Date Masamune is well known for his political and military achievements as a Daimyo of the Sengoku period. He joined forces with the victorious Tokugawa army in the Battle of Sekigahara in 1600(Keicho 5). The following year, he began construction of the castle in Mount Aoba (Aoba-ku, Sendai) and established the Sendai Domain. He also developed the castle town and laid the foundation for Sendai, which would become the largest city in the Tohoku region. The size of the Sendai Domain was expressed in "koku", a unit of measurement for land based on the amount of rice produced, and was 620,000 koku. This was the third largest domain in the country, right behind the Maeda family of Kaga (present-day Ishikawa and Toyama Prefecture) known for their "Kaga one million koku," and the Shimazu family of Satsuma (present-day Kagoshima Prefecture) with approximately 730,000 koku. "Zuihoden Mausoleum" (pictured) is the mausoleum of the three feudal lords of the Date family, including Date Masamune, who was famous throughout Japan for his eccentric strategies and numerous military exploits, as well as for his reputation as a cultural figure with a great knowledge of cooking and waka poetry.There are also many other places in Sendai City that have a connection to the Date family, including the Sendai City Museum, which displays cultural assets donated by the Date family, and the ruins of Sendai Castle, which was the stronghold of the Date family.

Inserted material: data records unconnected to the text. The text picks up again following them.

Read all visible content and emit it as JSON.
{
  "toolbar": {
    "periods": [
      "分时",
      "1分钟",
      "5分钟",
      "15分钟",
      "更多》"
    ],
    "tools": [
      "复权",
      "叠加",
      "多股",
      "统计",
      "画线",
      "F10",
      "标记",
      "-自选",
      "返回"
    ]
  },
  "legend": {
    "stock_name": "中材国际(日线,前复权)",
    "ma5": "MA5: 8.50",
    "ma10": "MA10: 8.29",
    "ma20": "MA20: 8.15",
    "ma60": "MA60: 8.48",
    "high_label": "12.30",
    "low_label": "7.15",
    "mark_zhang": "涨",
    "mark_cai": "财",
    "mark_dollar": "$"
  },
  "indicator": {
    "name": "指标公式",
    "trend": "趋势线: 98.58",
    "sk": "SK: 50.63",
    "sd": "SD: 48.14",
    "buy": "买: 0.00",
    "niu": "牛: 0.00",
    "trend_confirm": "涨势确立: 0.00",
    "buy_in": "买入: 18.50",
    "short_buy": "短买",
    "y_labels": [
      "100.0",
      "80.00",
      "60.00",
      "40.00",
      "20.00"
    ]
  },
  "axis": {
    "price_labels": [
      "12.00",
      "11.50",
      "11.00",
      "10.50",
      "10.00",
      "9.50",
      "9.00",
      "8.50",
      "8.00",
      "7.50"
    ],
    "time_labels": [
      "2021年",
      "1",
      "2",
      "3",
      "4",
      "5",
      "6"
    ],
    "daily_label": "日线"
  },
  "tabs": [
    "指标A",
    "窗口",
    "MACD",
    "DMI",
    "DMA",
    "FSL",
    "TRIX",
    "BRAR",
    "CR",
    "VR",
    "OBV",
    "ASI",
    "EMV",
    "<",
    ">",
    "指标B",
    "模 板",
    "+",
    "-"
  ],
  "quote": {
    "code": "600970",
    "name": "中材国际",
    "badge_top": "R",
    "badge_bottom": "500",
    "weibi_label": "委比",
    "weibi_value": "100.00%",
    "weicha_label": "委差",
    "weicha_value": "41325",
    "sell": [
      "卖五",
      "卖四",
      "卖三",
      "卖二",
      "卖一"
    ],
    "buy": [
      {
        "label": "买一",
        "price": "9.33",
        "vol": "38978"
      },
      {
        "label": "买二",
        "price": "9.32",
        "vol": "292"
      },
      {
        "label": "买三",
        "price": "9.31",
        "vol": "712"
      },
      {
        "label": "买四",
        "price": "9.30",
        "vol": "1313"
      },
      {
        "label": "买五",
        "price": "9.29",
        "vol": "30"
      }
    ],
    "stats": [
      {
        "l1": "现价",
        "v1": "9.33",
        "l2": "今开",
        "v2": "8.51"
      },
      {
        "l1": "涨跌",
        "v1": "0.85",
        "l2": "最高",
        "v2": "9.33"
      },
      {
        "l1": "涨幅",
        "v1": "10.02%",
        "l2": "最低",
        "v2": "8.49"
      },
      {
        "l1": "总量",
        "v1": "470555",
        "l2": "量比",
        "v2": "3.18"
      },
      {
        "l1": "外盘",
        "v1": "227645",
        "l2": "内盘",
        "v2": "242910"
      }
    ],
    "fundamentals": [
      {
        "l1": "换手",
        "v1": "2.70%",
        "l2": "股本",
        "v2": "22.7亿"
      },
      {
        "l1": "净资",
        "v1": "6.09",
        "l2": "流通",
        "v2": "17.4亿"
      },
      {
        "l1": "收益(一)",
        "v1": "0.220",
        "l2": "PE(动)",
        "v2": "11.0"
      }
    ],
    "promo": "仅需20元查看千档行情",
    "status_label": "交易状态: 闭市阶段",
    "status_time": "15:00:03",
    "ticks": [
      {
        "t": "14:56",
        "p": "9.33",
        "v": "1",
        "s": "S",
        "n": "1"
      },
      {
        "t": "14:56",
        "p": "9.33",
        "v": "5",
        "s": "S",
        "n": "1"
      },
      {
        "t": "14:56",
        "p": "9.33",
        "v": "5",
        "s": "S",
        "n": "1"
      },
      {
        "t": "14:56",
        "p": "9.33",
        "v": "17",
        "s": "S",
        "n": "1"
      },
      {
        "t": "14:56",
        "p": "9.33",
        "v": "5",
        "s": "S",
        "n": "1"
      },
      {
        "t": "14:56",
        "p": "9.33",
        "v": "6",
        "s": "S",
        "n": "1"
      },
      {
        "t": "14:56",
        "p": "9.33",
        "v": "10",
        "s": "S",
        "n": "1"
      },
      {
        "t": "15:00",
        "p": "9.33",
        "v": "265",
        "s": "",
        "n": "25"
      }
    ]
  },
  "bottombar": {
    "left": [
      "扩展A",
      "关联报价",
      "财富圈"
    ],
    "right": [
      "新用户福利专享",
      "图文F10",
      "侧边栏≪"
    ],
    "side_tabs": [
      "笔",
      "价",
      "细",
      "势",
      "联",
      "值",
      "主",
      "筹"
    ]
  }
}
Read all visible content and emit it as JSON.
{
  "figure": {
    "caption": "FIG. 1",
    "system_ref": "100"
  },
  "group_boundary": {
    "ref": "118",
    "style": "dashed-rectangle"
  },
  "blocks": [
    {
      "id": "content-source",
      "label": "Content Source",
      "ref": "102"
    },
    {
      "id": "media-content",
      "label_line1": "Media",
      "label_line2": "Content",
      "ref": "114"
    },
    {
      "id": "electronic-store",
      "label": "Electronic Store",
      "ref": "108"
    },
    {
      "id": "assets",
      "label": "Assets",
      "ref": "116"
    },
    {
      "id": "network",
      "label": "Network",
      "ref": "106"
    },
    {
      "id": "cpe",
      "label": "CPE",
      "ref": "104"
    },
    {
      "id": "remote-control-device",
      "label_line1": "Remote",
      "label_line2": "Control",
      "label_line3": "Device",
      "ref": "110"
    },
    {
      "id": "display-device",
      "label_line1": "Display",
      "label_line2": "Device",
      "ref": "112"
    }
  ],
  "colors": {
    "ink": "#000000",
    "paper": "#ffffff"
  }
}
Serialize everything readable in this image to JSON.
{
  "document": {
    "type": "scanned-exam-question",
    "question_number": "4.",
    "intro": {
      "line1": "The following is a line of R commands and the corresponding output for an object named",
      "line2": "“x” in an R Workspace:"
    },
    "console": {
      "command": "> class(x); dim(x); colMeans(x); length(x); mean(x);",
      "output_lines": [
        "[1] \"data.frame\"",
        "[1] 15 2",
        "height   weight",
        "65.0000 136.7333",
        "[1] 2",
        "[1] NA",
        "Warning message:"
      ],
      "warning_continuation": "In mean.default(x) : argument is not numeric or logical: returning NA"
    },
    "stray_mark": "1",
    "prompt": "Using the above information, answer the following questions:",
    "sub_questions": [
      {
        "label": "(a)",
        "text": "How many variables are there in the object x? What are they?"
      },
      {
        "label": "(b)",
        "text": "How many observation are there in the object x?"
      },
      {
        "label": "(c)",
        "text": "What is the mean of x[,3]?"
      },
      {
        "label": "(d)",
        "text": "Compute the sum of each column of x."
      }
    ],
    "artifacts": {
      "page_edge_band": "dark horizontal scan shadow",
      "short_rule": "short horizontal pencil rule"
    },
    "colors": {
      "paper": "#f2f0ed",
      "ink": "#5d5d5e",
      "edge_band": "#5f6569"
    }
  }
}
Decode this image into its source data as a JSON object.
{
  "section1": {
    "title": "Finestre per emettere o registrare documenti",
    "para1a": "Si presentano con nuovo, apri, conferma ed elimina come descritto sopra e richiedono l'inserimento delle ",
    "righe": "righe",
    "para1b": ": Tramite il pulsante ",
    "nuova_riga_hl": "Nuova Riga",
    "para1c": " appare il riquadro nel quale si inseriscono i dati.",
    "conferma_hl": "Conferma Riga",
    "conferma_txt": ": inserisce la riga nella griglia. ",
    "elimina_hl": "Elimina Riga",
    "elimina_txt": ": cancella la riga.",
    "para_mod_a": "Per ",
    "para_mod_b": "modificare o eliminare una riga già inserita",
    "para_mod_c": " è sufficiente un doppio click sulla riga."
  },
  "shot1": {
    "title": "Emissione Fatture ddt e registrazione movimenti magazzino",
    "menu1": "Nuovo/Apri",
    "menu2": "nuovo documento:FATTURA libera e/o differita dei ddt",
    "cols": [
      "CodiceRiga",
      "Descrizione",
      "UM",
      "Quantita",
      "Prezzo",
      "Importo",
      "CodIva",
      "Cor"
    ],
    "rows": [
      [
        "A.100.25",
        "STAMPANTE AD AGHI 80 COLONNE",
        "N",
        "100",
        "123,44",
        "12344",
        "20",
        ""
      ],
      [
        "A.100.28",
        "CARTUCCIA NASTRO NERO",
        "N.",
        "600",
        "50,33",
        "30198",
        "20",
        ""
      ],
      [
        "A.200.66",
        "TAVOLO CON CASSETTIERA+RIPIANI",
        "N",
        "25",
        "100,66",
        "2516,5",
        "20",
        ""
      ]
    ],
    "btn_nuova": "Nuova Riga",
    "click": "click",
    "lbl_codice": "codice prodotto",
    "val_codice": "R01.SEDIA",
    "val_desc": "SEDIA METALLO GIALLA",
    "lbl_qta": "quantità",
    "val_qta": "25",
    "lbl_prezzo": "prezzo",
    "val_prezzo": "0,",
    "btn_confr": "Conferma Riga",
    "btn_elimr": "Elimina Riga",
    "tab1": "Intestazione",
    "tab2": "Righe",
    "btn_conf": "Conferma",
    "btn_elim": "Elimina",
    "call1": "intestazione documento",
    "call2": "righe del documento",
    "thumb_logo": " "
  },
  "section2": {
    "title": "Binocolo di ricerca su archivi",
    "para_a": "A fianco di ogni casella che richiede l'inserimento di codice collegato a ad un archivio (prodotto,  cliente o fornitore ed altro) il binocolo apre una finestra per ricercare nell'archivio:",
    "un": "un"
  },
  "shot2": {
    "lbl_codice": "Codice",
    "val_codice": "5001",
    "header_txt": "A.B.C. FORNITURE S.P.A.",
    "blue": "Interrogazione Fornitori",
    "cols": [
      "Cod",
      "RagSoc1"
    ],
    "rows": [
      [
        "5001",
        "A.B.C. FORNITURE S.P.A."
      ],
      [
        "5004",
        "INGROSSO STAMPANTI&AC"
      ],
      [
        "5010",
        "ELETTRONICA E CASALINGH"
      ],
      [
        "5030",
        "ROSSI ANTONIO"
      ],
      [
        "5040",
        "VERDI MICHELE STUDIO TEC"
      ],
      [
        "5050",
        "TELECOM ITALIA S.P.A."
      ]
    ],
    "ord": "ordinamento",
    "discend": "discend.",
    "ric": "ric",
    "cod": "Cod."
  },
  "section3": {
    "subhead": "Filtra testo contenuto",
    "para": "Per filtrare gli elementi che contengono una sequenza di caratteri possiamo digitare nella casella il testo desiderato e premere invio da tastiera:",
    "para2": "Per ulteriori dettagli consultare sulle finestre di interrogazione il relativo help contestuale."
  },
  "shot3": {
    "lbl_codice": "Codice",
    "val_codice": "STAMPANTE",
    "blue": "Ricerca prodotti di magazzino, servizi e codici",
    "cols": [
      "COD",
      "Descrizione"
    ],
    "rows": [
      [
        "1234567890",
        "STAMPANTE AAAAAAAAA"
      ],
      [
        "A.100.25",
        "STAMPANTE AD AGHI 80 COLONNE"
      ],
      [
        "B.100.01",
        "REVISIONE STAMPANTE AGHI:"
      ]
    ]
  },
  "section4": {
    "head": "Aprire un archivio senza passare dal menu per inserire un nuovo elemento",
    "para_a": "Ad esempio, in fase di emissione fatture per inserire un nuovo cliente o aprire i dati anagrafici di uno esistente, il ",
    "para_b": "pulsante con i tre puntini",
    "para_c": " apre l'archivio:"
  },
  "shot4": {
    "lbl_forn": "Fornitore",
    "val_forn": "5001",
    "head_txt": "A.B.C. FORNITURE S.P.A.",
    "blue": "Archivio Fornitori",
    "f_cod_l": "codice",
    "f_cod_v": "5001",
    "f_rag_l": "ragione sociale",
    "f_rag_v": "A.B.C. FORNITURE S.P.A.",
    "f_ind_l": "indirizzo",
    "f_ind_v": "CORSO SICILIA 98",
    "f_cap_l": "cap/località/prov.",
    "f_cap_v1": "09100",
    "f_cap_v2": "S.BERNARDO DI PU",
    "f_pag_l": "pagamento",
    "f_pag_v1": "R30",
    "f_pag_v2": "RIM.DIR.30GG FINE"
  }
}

Recommended sight seeing spot
Zuihoden Mausoleum
 The Zuihoden mausoleum of Date Masamune was built in 1637 (Kanei 14) and is a magnificent example of a luxurious mausoleum built in the style of the Momoyama period. eing designated as a national treasure in 1931 (Showa 6) did not prevent it from being destroyed by war damage. The current building was reconstructed in 1979 (Showa 54). On the premises, in addition to the second and third-generation mausoleums, there is a museum exhibiting excavation materials. Every year in October, you can experience a special exhibition of Masamune's statue (pictured) called the "Autumn Zuihoden Special Exhibition," and events are held throughout the four seasons, including autumn leaves viewing and illuminations, so be sure to check it out. Access is about 15 minutes by car from the Miyagi IC on the Tohoku Expressway, about 10 minutes by taxi from Sendai Station, or about a 7-minute walk from the Loople Bus at JR Sendai Station West Exit Bus Terminal No.16, getting off at "Zuihoden Mae" (about 15 minutes by bus).


Address: 23-2 Otamayashita, Aoba-ku, Sendai-shi Miyagi
WEB:Zuihoden Mausoleum

A romantic journey to where history was made

The Sengoku Period was 400 to 500 years ago. It is fascinating to explore history through remaining documents and artifacts. Other option, by actually visiting these places, you may feel “the lingering flavor of history" that still remains. We highly recommend immersing yourself in the romantic history of the era and enjoying a journey through time.